In a Western world where ‘gay culture’ seemingly melds into the candy floss of everyday pop music and is repackaged as a commodity of camp and fierceness, Chicago IRL is a refreshing take on the creativity of young queers. And it is a freshness that shouldn’t be geographically bound to the Windy City.
The ethos of the publication is pretty clear – “Chicago IRL is a new zine cataloging queer creative culture in and around Chicago.” These revolutionaries are taking their visibility into their own hands, shouting from the rooftops ‘this is our work, look at it!’ And it’s something that brings a smile to my face. The work is unashamedly queer, not only for its inclusion in a queer-zine, but also in its complex and informed content. It is a positive feeling when work by young people can celebrate sexuality in an engagingly sincere and sometimes humorous way. It is the power of disenchantment, I guess. (IRL’s words, not mine!)

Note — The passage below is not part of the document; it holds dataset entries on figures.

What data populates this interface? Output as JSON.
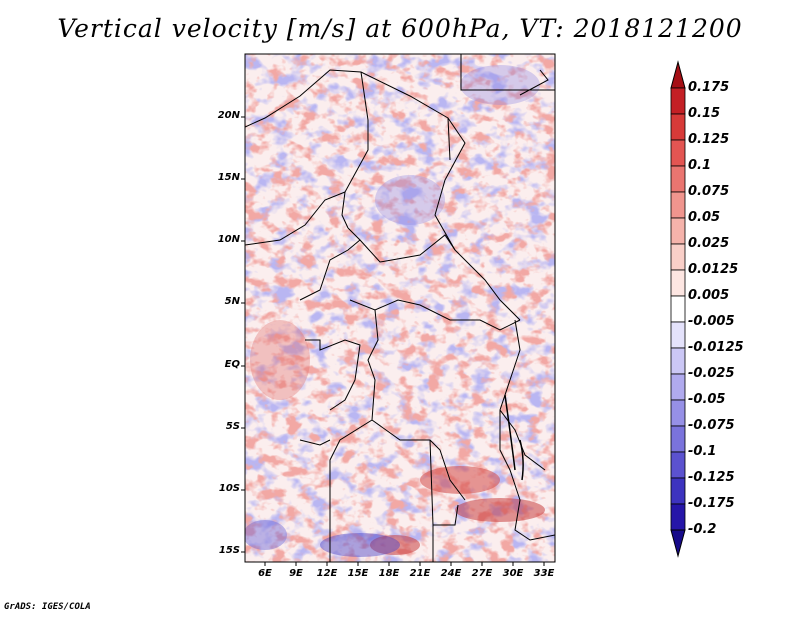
{
  "title": "Vertical velocity [m/s] at 600hPa, VT: 2018121200",
  "credit": "GrADS: IGES/COLA",
  "map": {
    "lat_labels": [
      "20N",
      "15N",
      "10N",
      "5N",
      "EQ",
      "5S",
      "10S",
      "15S"
    ],
    "lon_labels": [
      "6E",
      "9E",
      "12E",
      "15E",
      "18E",
      "21E",
      "24E",
      "27E",
      "30E",
      "33E"
    ],
    "lat_range": [
      -16,
      24.5
    ],
    "lon_range": [
      4,
      34
    ]
  },
  "colorbar": {
    "levels": [
      "0.175",
      "0.15",
      "0.125",
      "0.1",
      "0.075",
      "0.05",
      "0.025",
      "0.0125",
      "0.005",
      "-0.005",
      "-0.0125",
      "-0.025",
      "-0.05",
      "-0.075",
      "-0.1",
      "-0.125",
      "-0.175",
      "-0.2"
    ],
    "colors": [
      "#a50f15",
      "#c42025",
      "#d73a38",
      "#e35552",
      "#ea7570",
      "#f0958e",
      "#f5b3ab",
      "#f9cfc8",
      "#fde6e2",
      "#ffffff",
      "#e4e2fb",
      "#cbc7f5",
      "#b0aaee",
      "#9690e6",
      "#7a73dc",
      "#5b52cf",
      "#3d33bf",
      "#2616a8",
      "#170a8a"
    ]
  }
}
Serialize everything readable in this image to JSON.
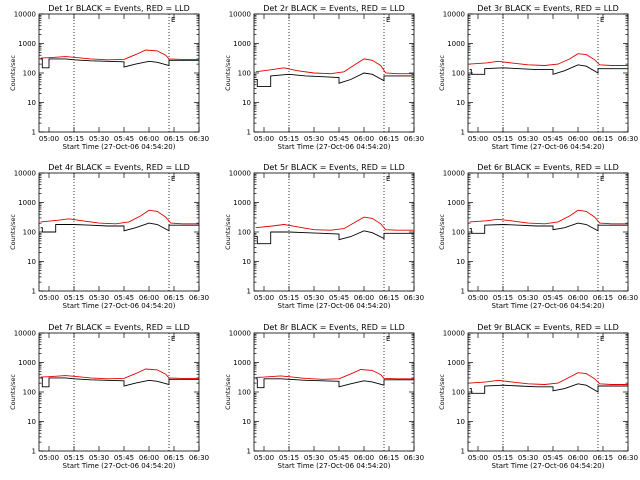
{
  "chart_data": [
    {
      "type": "line",
      "title": "Det 1r BLACK = Events, RED = LLD",
      "xlabel": "Start Time (27-Oct-06 04:54:20)",
      "ylabel": "Counts/sec",
      "x_ticks": [
        "05:00",
        "05:15",
        "05:30",
        "05:45",
        "06:00",
        "06:15",
        "06:30"
      ],
      "y_ticks": [
        "1",
        "10",
        "100",
        "1000",
        "10000"
      ],
      "ylim": [
        1,
        10000
      ],
      "yscale": "log",
      "marker": "E",
      "vlines": [
        "05:15",
        "06:12"
      ],
      "series": [
        {
          "name": "Events",
          "color": "#000000",
          "x": [
            "04:55",
            "04:56",
            "04:56",
            "05:00",
            "05:00",
            "05:10",
            "05:15",
            "05:25",
            "05:35",
            "05:45",
            "05:45",
            "05:52",
            "06:00",
            "06:05",
            "06:12",
            "06:12",
            "06:20",
            "06:30"
          ],
          "values": [
            300,
            300,
            150,
            150,
            300,
            300,
            280,
            260,
            250,
            240,
            160,
            200,
            250,
            230,
            180,
            270,
            270,
            270
          ]
        },
        {
          "name": "LLD",
          "color": "#e00000",
          "x": [
            "04:55",
            "05:00",
            "05:10",
            "05:15",
            "05:25",
            "05:35",
            "05:45",
            "05:52",
            "05:58",
            "06:05",
            "06:10",
            "06:12",
            "06:20",
            "06:30"
          ],
          "values": [
            320,
            330,
            360,
            340,
            300,
            280,
            290,
            420,
            600,
            560,
            400,
            300,
            290,
            290
          ]
        }
      ]
    },
    {
      "type": "line",
      "title": "Det 2r BLACK = Events, RED = LLD",
      "xlabel": "Start Time (27-Oct-06 04:54:20)",
      "ylabel": "Counts/sec",
      "x_ticks": [
        "05:00",
        "05:15",
        "05:30",
        "05:45",
        "06:00",
        "06:15",
        "06:30"
      ],
      "y_ticks": [
        "1",
        "10",
        "100",
        "1000",
        "10000"
      ],
      "ylim": [
        1,
        10000
      ],
      "yscale": "log",
      "marker": "E",
      "vlines": [
        "05:15",
        "06:12"
      ],
      "series": [
        {
          "name": "Events",
          "color": "#000000",
          "x": [
            "04:55",
            "04:56",
            "04:56",
            "05:04",
            "05:04",
            "05:15",
            "05:25",
            "05:35",
            "05:45",
            "05:45",
            "05:52",
            "06:00",
            "06:05",
            "06:12",
            "06:12",
            "06:20",
            "06:30"
          ],
          "values": [
            60,
            60,
            35,
            35,
            80,
            90,
            80,
            75,
            70,
            45,
            60,
            100,
            90,
            55,
            80,
            80,
            80
          ]
        },
        {
          "name": "LLD",
          "color": "#e00000",
          "x": [
            "04:55",
            "05:05",
            "05:12",
            "05:20",
            "05:30",
            "05:40",
            "05:48",
            "05:55",
            "06:00",
            "06:05",
            "06:10",
            "06:13",
            "06:20",
            "06:30"
          ],
          "values": [
            110,
            130,
            150,
            120,
            100,
            95,
            110,
            200,
            300,
            270,
            180,
            100,
            95,
            95
          ]
        }
      ]
    },
    {
      "type": "line",
      "title": "Det 3r BLACK = Events, RED = LLD",
      "xlabel": "Start Time (27-Oct-06 04:54:20)",
      "ylabel": "Counts/sec",
      "x_ticks": [
        "05:00",
        "05:15",
        "05:30",
        "05:45",
        "06:00",
        "06:15",
        "06:30"
      ],
      "y_ticks": [
        "1",
        "10",
        "100",
        "1000",
        "10000"
      ],
      "ylim": [
        1,
        10000
      ],
      "yscale": "log",
      "marker": "E",
      "vlines": [
        "05:15",
        "06:12"
      ],
      "series": [
        {
          "name": "Events",
          "color": "#000000",
          "x": [
            "04:55",
            "04:56",
            "04:56",
            "05:04",
            "05:04",
            "05:15",
            "05:25",
            "05:35",
            "05:45",
            "05:45",
            "05:52",
            "06:00",
            "06:05",
            "06:12",
            "06:12",
            "06:20",
            "06:30"
          ],
          "values": [
            130,
            130,
            90,
            90,
            140,
            150,
            140,
            130,
            130,
            90,
            120,
            190,
            170,
            100,
            140,
            140,
            140
          ]
        },
        {
          "name": "LLD",
          "color": "#e00000",
          "x": [
            "04:55",
            "05:05",
            "05:12",
            "05:20",
            "05:30",
            "05:40",
            "05:48",
            "05:55",
            "06:00",
            "06:05",
            "06:10",
            "06:13",
            "06:20",
            "06:30"
          ],
          "values": [
            200,
            220,
            250,
            220,
            190,
            180,
            200,
            300,
            450,
            420,
            280,
            190,
            180,
            180
          ]
        }
      ]
    },
    {
      "type": "line",
      "title": "Det 4r BLACK = Events, RED = LLD",
      "xlabel": "Start Time (27-Oct-06 04:54:20)",
      "ylabel": "Counts/sec",
      "x_ticks": [
        "05:00",
        "05:15",
        "05:30",
        "05:45",
        "06:00",
        "06:15",
        "06:30"
      ],
      "y_ticks": [
        "1",
        "10",
        "100",
        "1000",
        "10000"
      ],
      "ylim": [
        1,
        10000
      ],
      "yscale": "log",
      "marker": "E",
      "vlines": [
        "05:15",
        "06:12"
      ],
      "series": [
        {
          "name": "Events",
          "color": "#000000",
          "x": [
            "04:55",
            "04:56",
            "04:56",
            "05:04",
            "05:04",
            "05:15",
            "05:25",
            "05:35",
            "05:45",
            "05:45",
            "05:52",
            "06:00",
            "06:05",
            "06:12",
            "06:12",
            "06:20",
            "06:30"
          ],
          "values": [
            140,
            140,
            100,
            100,
            180,
            180,
            170,
            160,
            160,
            110,
            140,
            200,
            180,
            110,
            170,
            170,
            170
          ]
        },
        {
          "name": "LLD",
          "color": "#e00000",
          "x": [
            "04:55",
            "05:05",
            "05:12",
            "05:20",
            "05:30",
            "05:40",
            "05:48",
            "05:55",
            "06:00",
            "06:05",
            "06:10",
            "06:13",
            "06:20",
            "06:30"
          ],
          "values": [
            220,
            250,
            280,
            240,
            200,
            190,
            220,
            350,
            550,
            500,
            320,
            200,
            190,
            190
          ]
        }
      ]
    },
    {
      "type": "line",
      "title": "Det 5r BLACK = Events, RED = LLD",
      "xlabel": "Start Time (27-Oct-06 04:54:20)",
      "ylabel": "Counts/sec",
      "x_ticks": [
        "05:00",
        "05:15",
        "05:30",
        "05:45",
        "06:00",
        "06:15",
        "06:30"
      ],
      "y_ticks": [
        "1",
        "10",
        "100",
        "1000",
        "10000"
      ],
      "ylim": [
        1,
        10000
      ],
      "yscale": "log",
      "marker": "E",
      "vlines": [
        "05:15",
        "06:12"
      ],
      "series": [
        {
          "name": "Events",
          "color": "#000000",
          "x": [
            "04:55",
            "04:56",
            "04:56",
            "05:04",
            "05:04",
            "05:15",
            "05:25",
            "05:35",
            "05:45",
            "05:45",
            "05:52",
            "06:00",
            "06:05",
            "06:12",
            "06:12",
            "06:20",
            "06:30"
          ],
          "values": [
            70,
            70,
            40,
            40,
            100,
            100,
            95,
            90,
            85,
            55,
            70,
            110,
            95,
            60,
            90,
            90,
            90
          ]
        },
        {
          "name": "LLD",
          "color": "#e00000",
          "x": [
            "04:55",
            "05:05",
            "05:12",
            "05:20",
            "05:30",
            "05:40",
            "05:48",
            "05:55",
            "06:00",
            "06:05",
            "06:10",
            "06:13",
            "06:20",
            "06:30"
          ],
          "values": [
            140,
            160,
            180,
            150,
            120,
            115,
            130,
            220,
            320,
            290,
            190,
            120,
            115,
            115
          ]
        }
      ]
    },
    {
      "type": "line",
      "title": "Det 6r BLACK = Events, RED = LLD",
      "xlabel": "Start Time (27-Oct-06 04:54:20)",
      "ylabel": "Counts/sec",
      "x_ticks": [
        "05:00",
        "05:15",
        "05:30",
        "05:45",
        "06:00",
        "06:15",
        "06:30"
      ],
      "y_ticks": [
        "1",
        "10",
        "100",
        "1000",
        "10000"
      ],
      "ylim": [
        1,
        10000
      ],
      "yscale": "log",
      "marker": "E",
      "vlines": [
        "05:15",
        "06:12"
      ],
      "series": [
        {
          "name": "Events",
          "color": "#000000",
          "x": [
            "04:55",
            "04:56",
            "04:56",
            "05:04",
            "05:04",
            "05:15",
            "05:25",
            "05:35",
            "05:45",
            "05:45",
            "05:52",
            "06:00",
            "06:05",
            "06:12",
            "06:12",
            "06:20",
            "06:30"
          ],
          "values": [
            130,
            130,
            90,
            90,
            170,
            180,
            170,
            160,
            160,
            120,
            140,
            200,
            180,
            110,
            170,
            170,
            170
          ]
        },
        {
          "name": "LLD",
          "color": "#e00000",
          "x": [
            "04:55",
            "05:05",
            "05:12",
            "05:20",
            "05:30",
            "05:40",
            "05:48",
            "05:55",
            "06:00",
            "06:05",
            "06:10",
            "06:13",
            "06:20",
            "06:30"
          ],
          "values": [
            220,
            240,
            270,
            240,
            200,
            190,
            220,
            350,
            550,
            500,
            320,
            200,
            190,
            190
          ]
        }
      ]
    },
    {
      "type": "line",
      "title": "Det 7r BLACK = Events, RED = LLD",
      "xlabel": "Start Time (27-Oct-06 04:54:20)",
      "ylabel": "Counts/sec",
      "x_ticks": [
        "05:00",
        "05:15",
        "05:30",
        "05:45",
        "06:00",
        "06:15",
        "06:30"
      ],
      "y_ticks": [
        "1",
        "10",
        "100",
        "1000",
        "10000"
      ],
      "ylim": [
        1,
        10000
      ],
      "yscale": "log",
      "marker": "E",
      "vlines": [
        "05:15",
        "06:12"
      ],
      "series": [
        {
          "name": "Events",
          "color": "#000000",
          "x": [
            "04:55",
            "04:56",
            "04:56",
            "05:00",
            "05:00",
            "05:10",
            "05:15",
            "05:25",
            "05:35",
            "05:45",
            "05:45",
            "05:52",
            "06:00",
            "06:05",
            "06:12",
            "06:12",
            "06:20",
            "06:30"
          ],
          "values": [
            300,
            300,
            150,
            150,
            300,
            300,
            280,
            260,
            250,
            240,
            160,
            200,
            250,
            230,
            180,
            270,
            270,
            270
          ]
        },
        {
          "name": "LLD",
          "color": "#e00000",
          "x": [
            "04:55",
            "05:00",
            "05:10",
            "05:15",
            "05:25",
            "05:35",
            "05:45",
            "05:52",
            "05:58",
            "06:05",
            "06:10",
            "06:12",
            "06:20",
            "06:30"
          ],
          "values": [
            320,
            330,
            360,
            340,
            300,
            280,
            290,
            420,
            600,
            560,
            400,
            300,
            290,
            290
          ]
        }
      ]
    },
    {
      "type": "line",
      "title": "Det 8r BLACK = Events, RED = LLD",
      "xlabel": "Start Time (27-Oct-06 04:54:20)",
      "ylabel": "Counts/sec",
      "x_ticks": [
        "05:00",
        "05:15",
        "05:30",
        "05:45",
        "06:00",
        "06:15",
        "06:30"
      ],
      "y_ticks": [
        "1",
        "10",
        "100",
        "1000",
        "10000"
      ],
      "ylim": [
        1,
        10000
      ],
      "yscale": "log",
      "marker": "E",
      "vlines": [
        "05:15",
        "06:12"
      ],
      "series": [
        {
          "name": "Events",
          "color": "#000000",
          "x": [
            "04:55",
            "04:56",
            "04:56",
            "05:00",
            "05:00",
            "05:10",
            "05:15",
            "05:25",
            "05:35",
            "05:45",
            "05:45",
            "05:52",
            "06:00",
            "06:05",
            "06:12",
            "06:12",
            "06:20",
            "06:30"
          ],
          "values": [
            280,
            280,
            140,
            140,
            280,
            280,
            270,
            250,
            240,
            230,
            150,
            190,
            240,
            220,
            170,
            260,
            260,
            260
          ]
        },
        {
          "name": "LLD",
          "color": "#e00000",
          "x": [
            "04:55",
            "05:00",
            "05:10",
            "05:15",
            "05:25",
            "05:35",
            "05:45",
            "05:52",
            "05:58",
            "06:05",
            "06:10",
            "06:12",
            "06:20",
            "06:30"
          ],
          "values": [
            310,
            320,
            350,
            330,
            290,
            270,
            280,
            410,
            580,
            540,
            390,
            290,
            280,
            280
          ]
        }
      ]
    },
    {
      "type": "line",
      "title": "Det 9r BLACK = Events, RED = LLD",
      "xlabel": "Start Time (27-Oct-06 04:54:20)",
      "ylabel": "Counts/sec",
      "x_ticks": [
        "05:00",
        "05:15",
        "05:30",
        "05:45",
        "06:00",
        "06:15",
        "06:30"
      ],
      "y_ticks": [
        "1",
        "10",
        "100",
        "1000",
        "10000"
      ],
      "ylim": [
        1,
        10000
      ],
      "yscale": "log",
      "marker": "E",
      "vlines": [
        "05:15",
        "06:12"
      ],
      "series": [
        {
          "name": "Events",
          "color": "#000000",
          "x": [
            "04:55",
            "04:56",
            "04:56",
            "05:04",
            "05:04",
            "05:15",
            "05:25",
            "05:35",
            "05:45",
            "05:45",
            "05:52",
            "06:00",
            "06:05",
            "06:12",
            "06:12",
            "06:20",
            "06:30"
          ],
          "values": [
            130,
            130,
            90,
            90,
            160,
            170,
            160,
            150,
            150,
            110,
            130,
            190,
            170,
            100,
            160,
            160,
            160
          ]
        },
        {
          "name": "LLD",
          "color": "#e00000",
          "x": [
            "04:55",
            "05:05",
            "05:12",
            "05:20",
            "05:30",
            "05:40",
            "05:48",
            "05:55",
            "06:00",
            "06:05",
            "06:10",
            "06:13",
            "06:20",
            "06:30"
          ],
          "values": [
            200,
            220,
            250,
            220,
            190,
            180,
            200,
            320,
            450,
            420,
            280,
            190,
            180,
            180
          ]
        }
      ]
    }
  ]
}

And the IRL tag itself is pretty interesting, as it really speaks volumes about the work on show here. The contributors are generally products of the digital generation, finding their feet on blogs and social networks – where a lot of the work itself seemingly evolved from. But now it takes a leap from the internet and into print, into the real life. And while it lacks the DIY aesthetic of traditional zines, it pulls of the move to physical object brilliantly. Proudly presenting work that would otherwise be relegated to the online domain.
My personal favourite is Topher McCulloch‘s appropriation of Barbara Kruger’s visual language, creating a homo-centric homage to the feminist struggle and the ever present online community. A combination of elements that is unsurprising, since McCulloch is also Editor-in-Chief of the zine itself.